43. Readfearn (2020). Genomic analysis showed that severe acute respiratory syndrome coronavirus 2 (SARS-CoV-2) (the virus of Covid-19) was likely a zoonotic transfer from animals to humans (Andersen et al. 2020:450–452).

44. The Greek harmozo means ‘to betroth, to give one in marriage to anyone’ (Thayer’s Greek Lexicon, https://biblehub.com/greek/718.htm). Paul will ‘present you [the Corinthian church] as a chaste virgin to Christ – at His coming, when the heavenly marriage shall take place (Mt 25:6)’ (Jamieson-Fausset-Brown Commentary, https://biblehub.com/commentaries/2_corinthians/11-2.htm).

45. Henderson averred: ‘The redeemed in heaven will be impeccable forever’ (Henderson 2017:179).

46. Concerning the ‘union with Christ’, Athanasius wrote: ‘For he [Christ] was made man that we might be made God’ (Athanasius 1891:93). Aquinas added: ‘With regard to the full participation of the Divinity, which is the true bliss of man and end of human life; and this is bestowed upon us by Christ’s humanity; for Augustine says in a sermon (xiii, de Temp.): God was made man, that man might be made God’ (Aquinas, 1981, III.1.2). Whatever ‘union with Christ’ may mean, we are not claiming that humans can become Gods, because God cannot be created. However, we can be ‘partakers of the divine nature’: ‘For by these He has granted to us His precious and magnificent promises, so that by them you may become partakers of the divine nature, having escaped the corruption that is in the world by lust’ (Pt 2 1:4).

47. ‘The traditional view of heaven holds that the redeemed in heaven both have free will and are no longer capable of sinning. A number of philosophers have argued that the traditional view is problematic. How can someone be free and yet incapable of sinning? If the redeemed are kept from sinning, their wills must be reined in. And if their wills are reined in, it doesn’t seem right to say that they are free. Following James Sennett, we call this objection to the traditional view of heaven “the Problem of Heavenly Freedom” (Pawl 2009:398–400). Christ being fully God and fully man can take a bride in marriage. This solution also resolves the problem raised by Schellenberg that God could (and should) give finite beings ‘good-without-evil’. ‘God’s motive in creating the world is the motive to share with finite beings good-without-evil’ (Schellenberg 2013:44). ‘Good-without-evil’ (i.e. impeccability, ‘free will and no sin’, just like Christ) can only be given to creatures in a ‘union with God’.

48. Nevertheless, humans as creatures have no cause to complain. Irenaeus observed: ‘For we cast blame upon Him, because we have not been made gods from the beginning, but at first merely men, then at length gods’ (Irenaeus 2018:305). Goetz suggests: ‘It is because of the existence of the intrinsic good of justice that God does not create everyone in heaven. He cannot create everyone in heaven without acting unjustly’ (Goetz 2012:482).

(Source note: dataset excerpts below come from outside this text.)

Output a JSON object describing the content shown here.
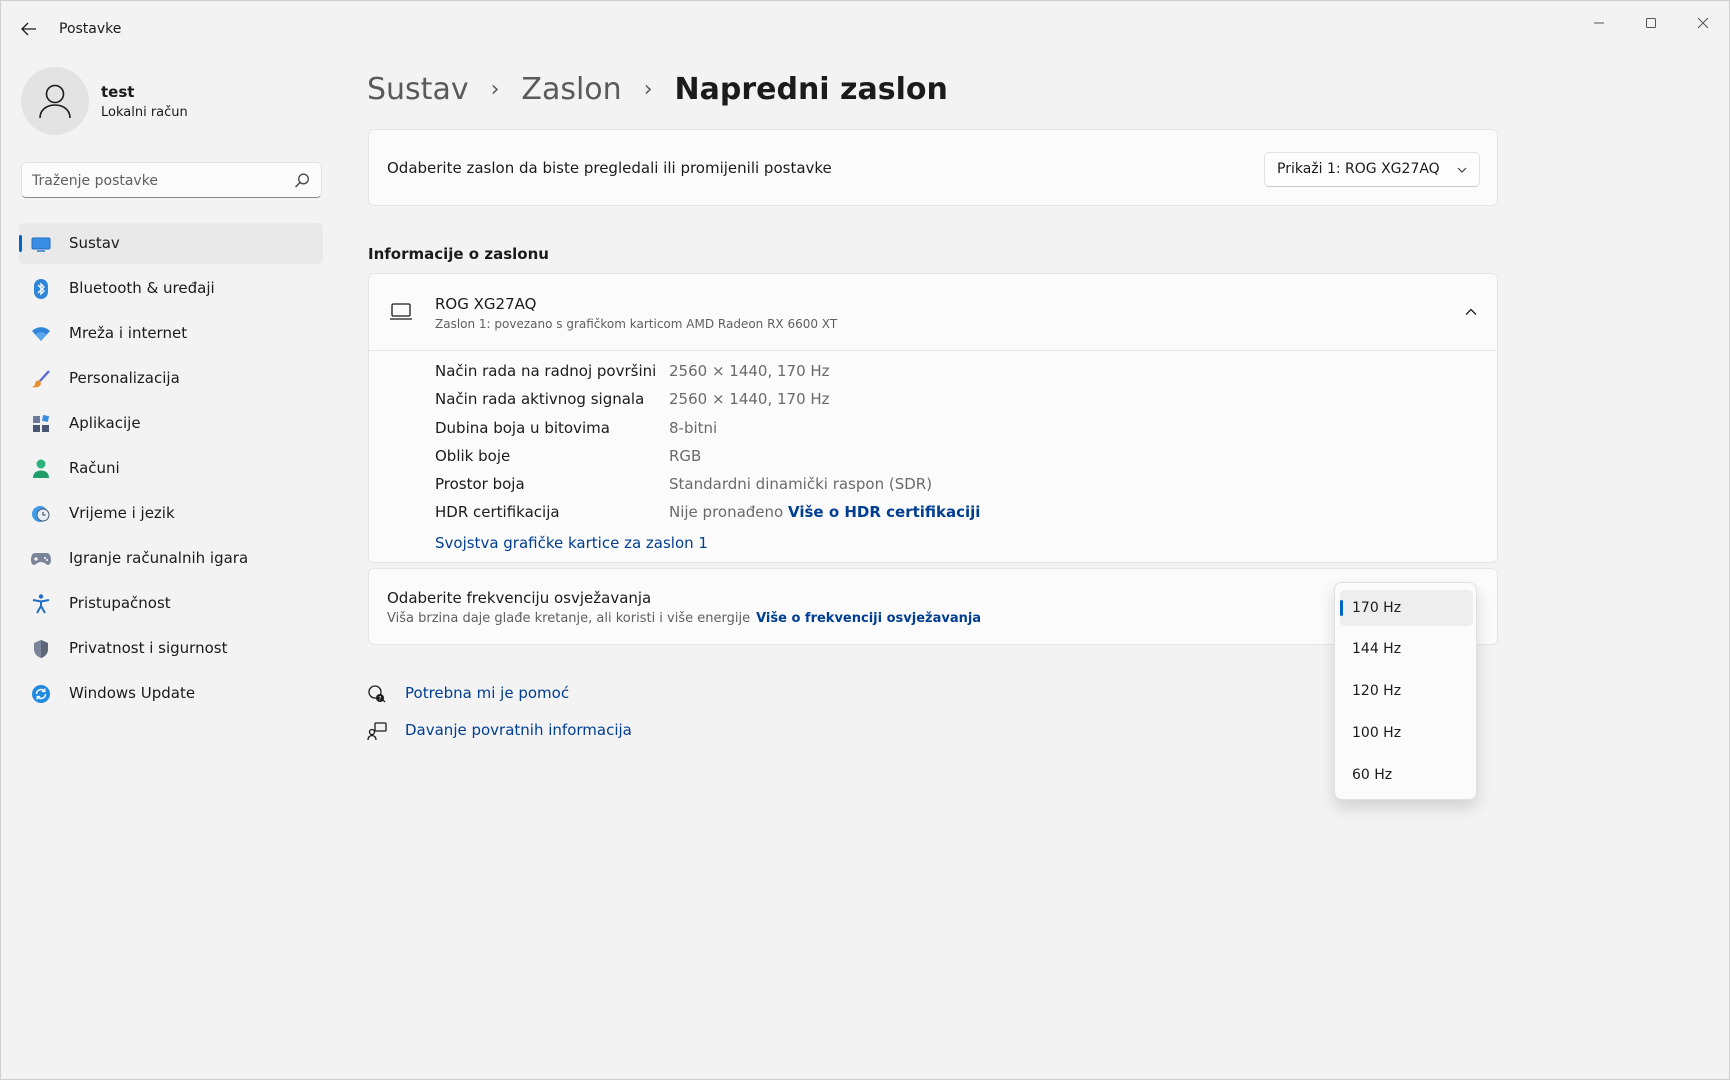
{
  "window": {
    "title": "Postavke"
  },
  "profile": {
    "name": "test",
    "account": "Lokalni račun"
  },
  "search": {
    "placeholder": "Traženje postavke"
  },
  "sidebar": {
    "items": [
      {
        "label": "Sustav",
        "icon": "system-icon",
        "active": true
      },
      {
        "label": "Bluetooth & uređaji",
        "icon": "bluetooth-icon"
      },
      {
        "label": "Mreža i internet",
        "icon": "wifi-icon"
      },
      {
        "label": "Personalizacija",
        "icon": "brush-icon"
      },
      {
        "label": "Aplikacije",
        "icon": "apps-icon"
      },
      {
        "label": "Računi",
        "icon": "person-icon"
      },
      {
        "label": "Vrijeme i jezik",
        "icon": "globe-clock-icon"
      },
      {
        "label": "Igranje računalnih igara",
        "icon": "gamepad-icon"
      },
      {
        "label": "Pristupačnost",
        "icon": "accessibility-icon"
      },
      {
        "label": "Privatnost i sigurnost",
        "icon": "shield-icon"
      },
      {
        "label": "Windows Update",
        "icon": "update-icon"
      }
    ]
  },
  "breadcrumb": {
    "level1": "Sustav",
    "level2": "Zaslon",
    "current": "Napredni zaslon"
  },
  "display_select": {
    "label": "Odaberite zaslon da biste pregledali ili promijenili postavke",
    "value": "Prikaži 1: ROG XG27AQ"
  },
  "info_section": {
    "title": "Informacije o zaslonu"
  },
  "display_info": {
    "name": "ROG XG27AQ",
    "subtitle": "Zaslon 1: povezano s grafičkom karticom AMD Radeon RX 6600 XT",
    "rows": [
      {
        "key": "Način rada na radnoj površini",
        "value": "2560 × 1440, 170 Hz"
      },
      {
        "key": "Način rada aktivnog signala",
        "value": "2560 × 1440, 170 Hz"
      },
      {
        "key": "Dubina boja u bitovima",
        "value": "8-bitni"
      },
      {
        "key": "Oblik boje",
        "value": "RGB"
      },
      {
        "key": "Prostor boja",
        "value": "Standardni dinamički raspon (SDR)"
      },
      {
        "key": "HDR certifikacija",
        "value": "Nije pronađeno",
        "link": "Više o HDR certifikaciji"
      }
    ],
    "gpu_link": "Svojstva grafičke kartice za zaslon 1"
  },
  "refresh": {
    "title": "Odaberite frekvenciju osvježavanja",
    "subtitle": "Viša brzina daje glađe kretanje, ali koristi i više energije",
    "link": "Više o frekvenciji osvježavanja",
    "options": [
      "170 Hz",
      "144 Hz",
      "120 Hz",
      "100 Hz",
      "60 Hz"
    ],
    "selected": "170 Hz"
  },
  "help": {
    "get_help": "Potrebna mi je pomoć",
    "feedback": "Davanje povratnih informacija"
  },
  "colors": {
    "accent": "#0067c0",
    "link": "#003e92",
    "background": "#f3f3f3",
    "card": "#fbfbfb"
  }
}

49. Hick said: ‘Is it logically possible for God so to make humans that they will freely respond to Himself in love and trust and faith? I believe that the answer is no’ (Hick 1985:272). God cannot logically make humans love Him freely.

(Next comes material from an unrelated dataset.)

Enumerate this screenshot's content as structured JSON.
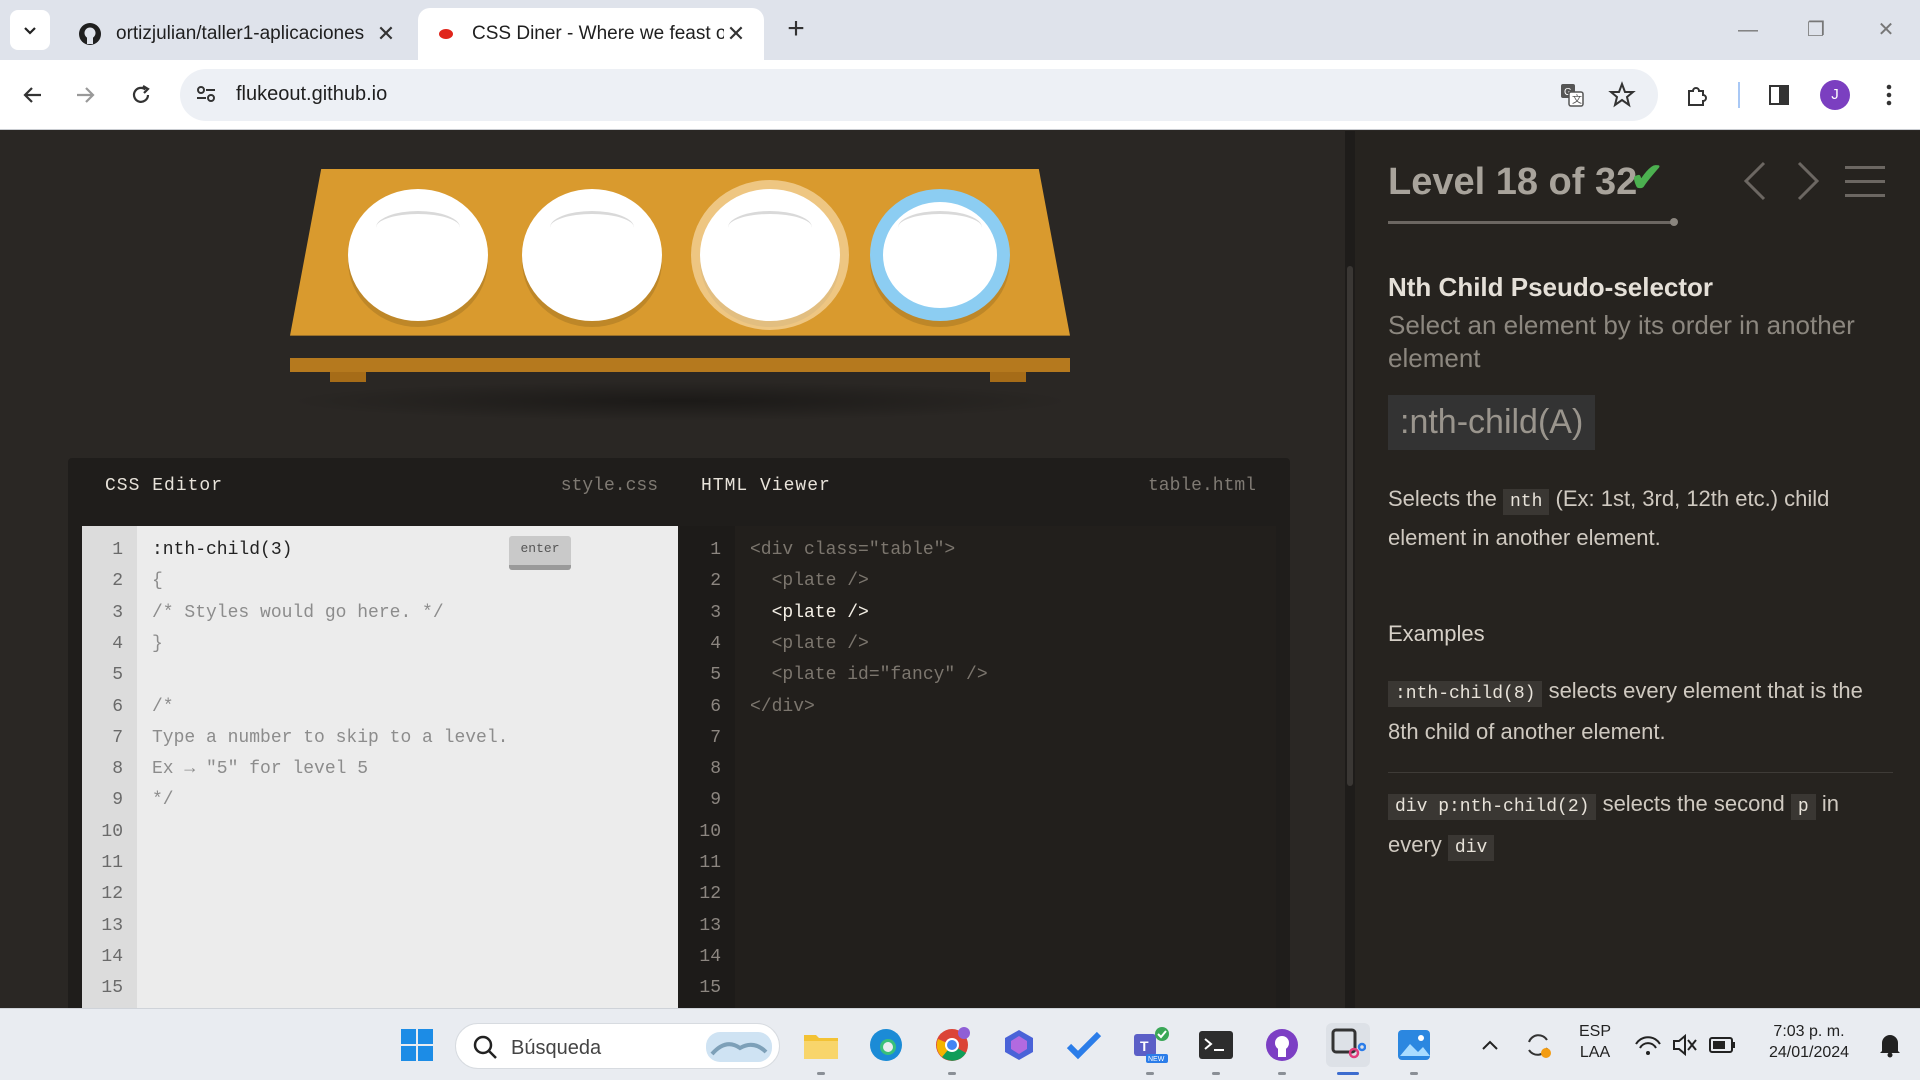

50. Schellenberg argued that ‘an evil-permitting free will apparently cannot be part of any good that God is motivated to share with finite persons in creation … there is clearly no room to say that the love God would be motivated to facilitate among creatures could come with the possibility of rejection’ (Schellenberg 2013:44). However, God’s perfect love, as one of his attributes, cannot be given to creatures. Thus, creaturely ‘love’, being imperfect, may come with the possibility of rejection.